Methods are known in which some of the petrographical information obtained using these classifications is used to improve the petrophysical evaluation of the geological formations.
Interpretation of well logs for use in subsurface geology is long-established and remains fundamental to the construction of accurate reservoir models. Well logs are used to detect the range and characteristics of rock types that exist within a reservoir, and seismic data together with geological knowledge are used to propagate this information into inter-well space. Well log data is also used to aid the development of depositional and sequence stratigraphic models, as well as to assess the distribution of petrophysical properties within a reservoir.

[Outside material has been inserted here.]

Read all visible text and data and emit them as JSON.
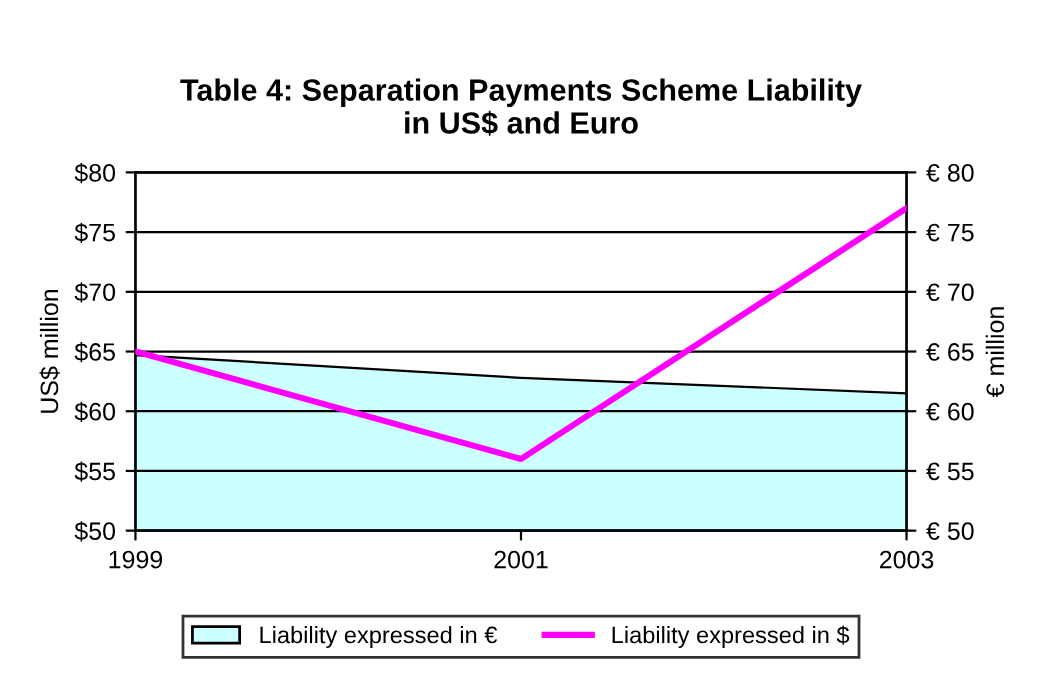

For example in SPE 26498, presented at the 68th SPE Annual Technical Conference and Exhibition , Houston, Tex., USA in Oct. 3-6, 1993, a method is presented that uses density, neutron porosity, sonic travel time, gamma ray and water saturation as input to a processing step. The processing uses correlation techniques to classify carbonates in the absence of core data.
Well log data is also used to aid the development of depositional and sequence stratigraphic models, as well as to assess the distribution of petrophysical properties within a reservoir.

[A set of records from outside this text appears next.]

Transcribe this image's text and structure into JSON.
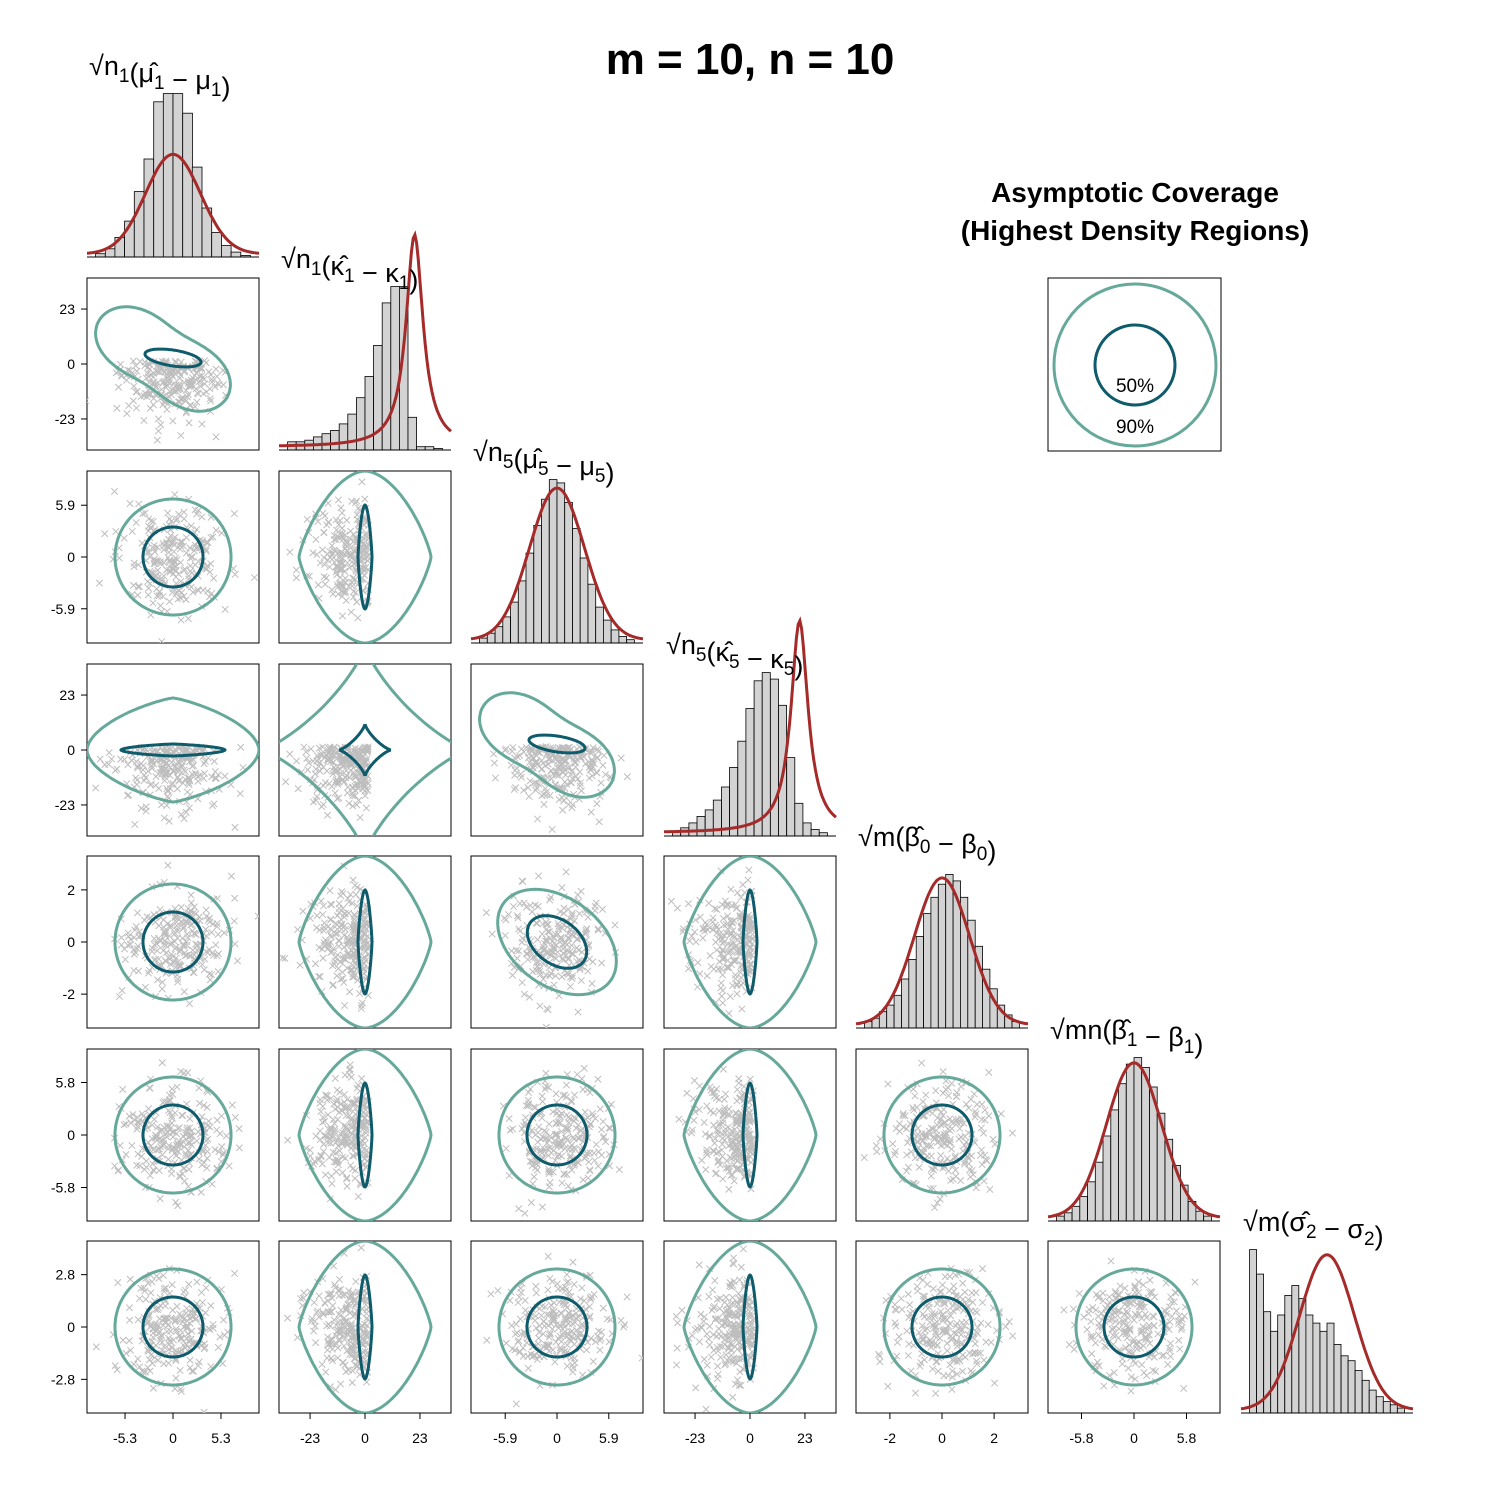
{
  "chart_data": {
    "type": "pairs",
    "title": "m = 10, n = 10",
    "colors": {
      "histogram_fill": "#d3d3d3",
      "density_curve": "#a52a2a",
      "contour_50": "#0e5b6b",
      "contour_90": "#66a99b",
      "points": "#bdbdbd"
    },
    "legend": {
      "title_line1": "Asymptotic Coverage",
      "title_line2": "(Highest Density Regions)",
      "labels": [
        "50%",
        "90%"
      ]
    },
    "variables": [
      {
        "id": "mu1",
        "label_parts": {
          "root": "n",
          "root_sub": "1",
          "hat": "μ",
          "hat_sub": "1",
          "minus": "μ",
          "minus_sub": "1"
        },
        "ticks": [
          -5.3,
          0,
          5.3
        ],
        "tick_labels": [
          "-5.3",
          "0",
          "5.3"
        ],
        "range": [
          -9.5,
          9.5
        ],
        "contour_shape": "ellipse",
        "hist": [
          0.02,
          0.05,
          0.12,
          0.22,
          0.4,
          0.6,
          0.95,
          1.0,
          1.0,
          0.88,
          0.55,
          0.3,
          0.15,
          0.07,
          0.03,
          0.01
        ],
        "hist_range": [
          -3.8,
          4.2
        ],
        "density_peak": 0.61
      },
      {
        "id": "kappa1",
        "label_parts": {
          "root": "n",
          "root_sub": "1",
          "hat": "κ",
          "hat_sub": "1",
          "minus": "κ",
          "minus_sub": "1"
        },
        "ticks": [
          -23,
          0,
          23
        ],
        "tick_labels": [
          "-23",
          "0",
          "23"
        ],
        "range": [
          -36,
          36
        ],
        "contour_shape": "diamond",
        "hist": [
          0.05,
          0.05,
          0.06,
          0.08,
          0.1,
          0.12,
          0.16,
          0.22,
          0.32,
          0.45,
          0.64,
          0.9,
          1.0,
          1.0,
          0.2,
          0.02,
          0.02,
          0.01
        ],
        "hist_range": [
          -35,
          7
        ],
        "density_peak": 1.3
      },
      {
        "id": "mu5",
        "label_parts": {
          "root": "n",
          "root_sub": "5",
          "hat": "μ",
          "hat_sub": "5",
          "minus": "μ",
          "minus_sub": "5"
        },
        "ticks": [
          -5.9,
          0,
          5.9
        ],
        "tick_labels": [
          "-5.9",
          "0",
          "5.9"
        ],
        "range": [
          -9.8,
          9.8
        ],
        "contour_shape": "ellipse",
        "hist": [
          0.03,
          0.06,
          0.1,
          0.16,
          0.25,
          0.38,
          0.55,
          0.72,
          0.88,
          1.0,
          0.98,
          0.86,
          0.7,
          0.52,
          0.36,
          0.22,
          0.14,
          0.08,
          0.04,
          0.02
        ],
        "hist_range": [
          -9.2,
          9.2
        ],
        "density_peak": 0.93
      },
      {
        "id": "kappa5",
        "label_parts": {
          "root": "n",
          "root_sub": "5",
          "hat": "κ",
          "hat_sub": "5",
          "minus": "κ",
          "minus_sub": "5"
        },
        "ticks": [
          -23,
          0,
          23
        ],
        "tick_labels": [
          "-23",
          "0",
          "23"
        ],
        "range": [
          -36,
          36
        ],
        "contour_shape": "diamond",
        "hist": [
          0.03,
          0.05,
          0.08,
          0.12,
          0.16,
          0.22,
          0.3,
          0.42,
          0.58,
          0.78,
          0.95,
          1.0,
          0.96,
          0.8,
          0.48,
          0.2,
          0.08,
          0.04,
          0.02
        ],
        "hist_range": [
          -36,
          14
        ],
        "density_peak": 1.3
      },
      {
        "id": "beta0",
        "label_parts": {
          "root": "m",
          "root_sub": "",
          "hat": "β",
          "hat_sub": "0",
          "minus": "β",
          "minus_sub": "0"
        },
        "ticks": [
          -2,
          0,
          2
        ],
        "tick_labels": [
          "-2",
          "0",
          "2"
        ],
        "range": [
          -3.3,
          3.3
        ],
        "contour_shape": "ellipse",
        "hist": [
          0.04,
          0.06,
          0.1,
          0.14,
          0.2,
          0.3,
          0.42,
          0.56,
          0.7,
          0.8,
          0.88,
          0.94,
          0.9,
          0.8,
          0.66,
          0.5,
          0.36,
          0.24,
          0.14,
          0.08,
          0.04
        ],
        "hist_range": [
          -3.2,
          3.2
        ],
        "density_peak": 0.9
      },
      {
        "id": "beta1",
        "label_parts": {
          "root": "mn",
          "root_sub": "",
          "hat": "β",
          "hat_sub": "1",
          "minus": "β",
          "minus_sub": "1"
        },
        "ticks": [
          -5.8,
          0,
          5.8
        ],
        "tick_labels": [
          "-5.8",
          "0",
          "5.8"
        ],
        "range": [
          -9.5,
          9.5
        ],
        "contour_shape": "ellipse",
        "hist": [
          0.03,
          0.05,
          0.09,
          0.15,
          0.24,
          0.36,
          0.52,
          0.68,
          0.84,
          0.96,
          1.0,
          0.94,
          0.82,
          0.66,
          0.5,
          0.34,
          0.22,
          0.12,
          0.06,
          0.03
        ],
        "hist_range": [
          -9.2,
          9.2
        ],
        "density_peak": 0.95
      },
      {
        "id": "sigma2",
        "label_parts": {
          "root": "m",
          "root_sub": "",
          "hat": "σ",
          "hat_sub": "2",
          "minus": "σ",
          "minus_sub": "2"
        },
        "ticks": [
          -2.8,
          0,
          2.8
        ],
        "tick_labels": [
          "-2.8",
          "0",
          "2.8"
        ],
        "range": [
          -4.6,
          4.6
        ],
        "contour_shape": "ellipse",
        "hist": [
          1.0,
          0.85,
          0.62,
          0.5,
          0.6,
          0.72,
          0.78,
          0.7,
          0.6,
          0.55,
          0.5,
          0.55,
          0.42,
          0.35,
          0.32,
          0.26,
          0.2,
          0.14,
          0.1,
          0.07,
          0.05,
          0.03
        ],
        "hist_range": [
          -2.8,
          4.4
        ],
        "density_peak": 0.95
      }
    ],
    "pairs": [
      {
        "row": 1,
        "col": 0,
        "contour": "bimodal-kappa-mu"
      },
      {
        "row": 3,
        "col": 2,
        "contour": "bimodal-kappa-mu"
      },
      {
        "row": 3,
        "col": 0,
        "contour": "lens-horizontal"
      },
      {
        "row": 3,
        "col": 1,
        "contour": "astroid"
      },
      {
        "row": 4,
        "col": 2,
        "contour": "tilted-ellipse"
      }
    ]
  }
}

Many of these techniques require accurate identification of both depositional facies and diagenetic overprints, and the placing of these within a stratigraphic model that offers a degree of predictability in regions of the reservoir with little or sparse data. This exercise necessarily requires the initial erection of valid criteria for well-to-well correlation, based on either lithostratigraphy (correlation based on depositional lithology) that will yield a simple stratigraphic model, or chronostratigraphy (correlation based on division of the stratigraphy into units of time bounded by coeval timelines). In turn, these improvement will result in a more sophisticated sequence stratigraphic model. The formulation of such models is vital in that they provide a framework for predictions of the hydrocarbon distribution, volume in-place, the geometry and continuity of flow units within the model, and the formulation of recovery strategies.
In a reservoir assessment, it is common to include data from more than one well. Most cross-well correlation methods utilize gamma, density, porosity, and resistivity logs. In carbonate fields, current correlation techniques often rely heavily upon gamma ray signatures, which are usually inferred to mark clay-rich horizons. In carbonate successions, these are often, but not exclusively, found either at the base of depositional sequences or near maximum flooding surfaces. Density logs mark changes in porosity and so can detect, for example, alternations of zones of reservoir quality and denser zones in stacked successions.
There exists a desire to improve the interpretation of well data, particularly for carbonate-type reservoirs.